The main structure was built offsite in the spring and transported by military track vehicle along trails made across the frozen lakes. It was then left to stand and settle into its new life through the first snows until the next springtime when the builders hiked out each day to complete the roof, floor and windows until they were weather-tight. The final flourish was a tiny hut outside containing the long-drop with a heart carved in the door at just the right height to look out into the wilderness.
The heart of the cabin is a 16kw wood-burning stove, the lifeblood that keeps us warm, melts snow for fresh water and feeds us. When the arctic winter temperature dips at night we still remain cosy inside listening to the wind swirling around us.
The cabin is full of furniture ranging from an American Arts and Crafts desk given to us by an art collector friend leaving London for New York, and antique Swedish pieces from local villages such as a pair of handmade sleigh-beds that have extended with our growing children since they were born. Brightly coloured Mexican and Native Indian blankets and reindeer hides drape over the mezzanine balcony creating privacy for sleeping as in Sharp's cabin.
Among the art hung on the pine walls is a black and white photograph taken of Scott's trek to the South Pole in 1911 — a journey from which he never returned. Herbert Ponting, the chief photographer, took this photograph of Scott and four other men from the Terra Nova expedition before they perished on the long walk back from their epic journey south. There is also a small painting by Olly & Suzi of the small village church built in 1933 with its pretty pale yellow walls, steeple and spire.

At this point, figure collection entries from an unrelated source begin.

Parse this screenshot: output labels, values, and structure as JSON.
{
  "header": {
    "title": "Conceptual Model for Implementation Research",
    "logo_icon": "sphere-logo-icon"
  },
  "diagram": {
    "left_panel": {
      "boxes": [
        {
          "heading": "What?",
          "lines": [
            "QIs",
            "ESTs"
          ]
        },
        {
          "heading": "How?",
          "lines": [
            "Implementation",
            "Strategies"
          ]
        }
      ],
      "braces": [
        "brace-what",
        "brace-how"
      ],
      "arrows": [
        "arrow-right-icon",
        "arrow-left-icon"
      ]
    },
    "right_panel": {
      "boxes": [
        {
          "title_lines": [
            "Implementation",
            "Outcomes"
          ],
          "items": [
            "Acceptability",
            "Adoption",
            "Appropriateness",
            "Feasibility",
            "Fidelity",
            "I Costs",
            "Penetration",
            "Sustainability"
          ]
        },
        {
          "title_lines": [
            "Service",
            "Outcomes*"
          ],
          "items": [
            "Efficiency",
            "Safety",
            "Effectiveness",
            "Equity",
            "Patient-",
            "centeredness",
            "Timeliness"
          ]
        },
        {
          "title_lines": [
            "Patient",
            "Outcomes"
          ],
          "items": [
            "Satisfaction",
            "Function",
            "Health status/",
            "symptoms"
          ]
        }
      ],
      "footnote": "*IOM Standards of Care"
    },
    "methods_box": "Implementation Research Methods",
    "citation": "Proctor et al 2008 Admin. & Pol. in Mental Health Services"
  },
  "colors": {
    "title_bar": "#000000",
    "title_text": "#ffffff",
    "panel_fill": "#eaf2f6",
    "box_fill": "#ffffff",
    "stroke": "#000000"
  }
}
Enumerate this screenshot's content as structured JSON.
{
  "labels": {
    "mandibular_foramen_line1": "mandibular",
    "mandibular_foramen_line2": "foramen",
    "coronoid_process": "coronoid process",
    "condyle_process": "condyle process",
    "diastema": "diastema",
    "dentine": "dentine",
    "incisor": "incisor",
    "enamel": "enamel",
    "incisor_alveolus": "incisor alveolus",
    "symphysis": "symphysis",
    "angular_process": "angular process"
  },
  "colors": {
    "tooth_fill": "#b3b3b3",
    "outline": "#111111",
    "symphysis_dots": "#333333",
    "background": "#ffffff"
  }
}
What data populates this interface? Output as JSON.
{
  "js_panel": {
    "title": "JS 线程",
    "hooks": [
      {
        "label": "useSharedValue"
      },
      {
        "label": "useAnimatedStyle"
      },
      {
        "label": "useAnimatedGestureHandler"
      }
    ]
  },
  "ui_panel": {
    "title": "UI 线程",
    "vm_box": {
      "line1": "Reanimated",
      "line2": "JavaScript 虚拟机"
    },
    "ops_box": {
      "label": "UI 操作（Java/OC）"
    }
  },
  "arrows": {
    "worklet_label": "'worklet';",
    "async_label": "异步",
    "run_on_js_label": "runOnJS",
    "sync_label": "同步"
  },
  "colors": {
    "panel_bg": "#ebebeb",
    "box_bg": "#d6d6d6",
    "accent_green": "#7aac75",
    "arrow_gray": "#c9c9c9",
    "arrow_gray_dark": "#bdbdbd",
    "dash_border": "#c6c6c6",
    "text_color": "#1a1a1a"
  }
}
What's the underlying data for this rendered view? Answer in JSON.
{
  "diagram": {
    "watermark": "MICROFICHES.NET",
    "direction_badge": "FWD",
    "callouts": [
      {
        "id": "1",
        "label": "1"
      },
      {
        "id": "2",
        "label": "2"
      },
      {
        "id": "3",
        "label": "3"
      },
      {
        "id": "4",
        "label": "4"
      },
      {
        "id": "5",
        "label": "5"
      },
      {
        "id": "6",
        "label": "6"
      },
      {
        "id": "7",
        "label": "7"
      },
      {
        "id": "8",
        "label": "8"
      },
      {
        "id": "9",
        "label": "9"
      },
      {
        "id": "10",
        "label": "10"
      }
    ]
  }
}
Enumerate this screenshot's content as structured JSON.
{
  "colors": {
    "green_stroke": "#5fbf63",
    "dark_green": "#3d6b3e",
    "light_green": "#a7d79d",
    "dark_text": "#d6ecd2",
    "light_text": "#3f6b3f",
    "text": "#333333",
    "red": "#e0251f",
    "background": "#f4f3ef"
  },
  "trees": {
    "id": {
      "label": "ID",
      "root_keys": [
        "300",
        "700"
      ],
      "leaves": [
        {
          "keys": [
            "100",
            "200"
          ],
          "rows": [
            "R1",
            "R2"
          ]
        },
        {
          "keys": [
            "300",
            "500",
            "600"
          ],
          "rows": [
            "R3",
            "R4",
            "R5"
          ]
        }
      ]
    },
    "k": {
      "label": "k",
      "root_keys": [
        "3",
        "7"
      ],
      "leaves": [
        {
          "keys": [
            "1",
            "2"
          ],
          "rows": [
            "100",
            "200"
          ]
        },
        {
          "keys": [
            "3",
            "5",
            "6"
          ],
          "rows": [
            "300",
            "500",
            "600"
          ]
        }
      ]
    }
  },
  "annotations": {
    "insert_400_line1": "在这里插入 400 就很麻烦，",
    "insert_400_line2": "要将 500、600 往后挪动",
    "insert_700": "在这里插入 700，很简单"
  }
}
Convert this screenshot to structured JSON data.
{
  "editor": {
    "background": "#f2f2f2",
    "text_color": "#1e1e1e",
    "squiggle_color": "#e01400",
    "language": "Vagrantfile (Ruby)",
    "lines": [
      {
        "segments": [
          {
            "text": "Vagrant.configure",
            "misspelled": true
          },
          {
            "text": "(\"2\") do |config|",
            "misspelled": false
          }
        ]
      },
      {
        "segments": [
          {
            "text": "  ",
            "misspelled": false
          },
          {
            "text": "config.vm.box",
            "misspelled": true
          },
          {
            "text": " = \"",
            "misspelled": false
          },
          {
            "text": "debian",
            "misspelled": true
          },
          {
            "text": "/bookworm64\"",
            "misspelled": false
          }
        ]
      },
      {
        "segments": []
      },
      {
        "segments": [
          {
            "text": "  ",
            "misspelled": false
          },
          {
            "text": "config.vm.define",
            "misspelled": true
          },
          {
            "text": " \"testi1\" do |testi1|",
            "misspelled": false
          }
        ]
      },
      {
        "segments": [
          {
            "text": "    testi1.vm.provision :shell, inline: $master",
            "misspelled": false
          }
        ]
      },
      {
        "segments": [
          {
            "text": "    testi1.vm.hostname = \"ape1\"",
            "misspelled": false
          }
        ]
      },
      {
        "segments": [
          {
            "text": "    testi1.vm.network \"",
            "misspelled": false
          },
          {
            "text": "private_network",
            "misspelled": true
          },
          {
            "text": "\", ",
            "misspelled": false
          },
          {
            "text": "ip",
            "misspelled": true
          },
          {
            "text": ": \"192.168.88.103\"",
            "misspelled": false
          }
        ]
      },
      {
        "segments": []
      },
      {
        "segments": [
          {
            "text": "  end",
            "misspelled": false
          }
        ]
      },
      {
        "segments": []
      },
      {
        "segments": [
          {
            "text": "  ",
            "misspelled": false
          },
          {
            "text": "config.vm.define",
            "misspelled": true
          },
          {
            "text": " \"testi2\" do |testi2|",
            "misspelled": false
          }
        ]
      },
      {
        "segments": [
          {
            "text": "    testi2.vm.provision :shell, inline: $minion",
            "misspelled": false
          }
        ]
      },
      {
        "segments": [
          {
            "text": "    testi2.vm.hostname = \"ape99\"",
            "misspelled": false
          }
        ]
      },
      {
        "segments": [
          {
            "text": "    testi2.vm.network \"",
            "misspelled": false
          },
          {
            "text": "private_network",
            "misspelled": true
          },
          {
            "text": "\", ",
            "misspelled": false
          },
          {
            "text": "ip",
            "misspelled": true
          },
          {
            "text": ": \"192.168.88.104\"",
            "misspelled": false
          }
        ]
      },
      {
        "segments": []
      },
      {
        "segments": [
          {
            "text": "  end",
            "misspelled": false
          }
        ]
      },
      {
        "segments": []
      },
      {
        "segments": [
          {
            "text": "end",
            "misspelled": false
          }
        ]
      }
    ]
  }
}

The cabin is lit only by a candle chandelier and there’s no running water. We retreat here with books and games and enough food and time to settle into a style of living that is slow to prepare each day. With only a few hours of light during the winter we plan hikes through the forests and build fire pits to cook sausages under the boughs of an enormous pine. The magical Northern Lights Aurora Borealis – legend says it is the ‘polar bear's breath’ – feels spiritually enlightening standing on our porch looking up at the moving sky. Each time we are blessed to witness it it still takes our breath away as columns of floating coloured lights appear and approach each other, swirling into shapes and opening new spaces of lighter streaks. The ethereal aspects of this region and the other-worldly nature of the environment ensure the long nights are filled with the shining moon, stars and wonder.
Olly’s cabin has been a long journey and we owe it to the kindness and generosity of our local village Sami and Lapp friends who for generations reaped gold from the rivers and semi-precious stones from the foothills of Kourmakka. They understood Olly’s yearning to bring his young family to be in harmony with nature. Each time we visit is a very special and unique adventure where the Tomten arrives at Christmas, bottles of Woodford Reserve are shared and anything can happen.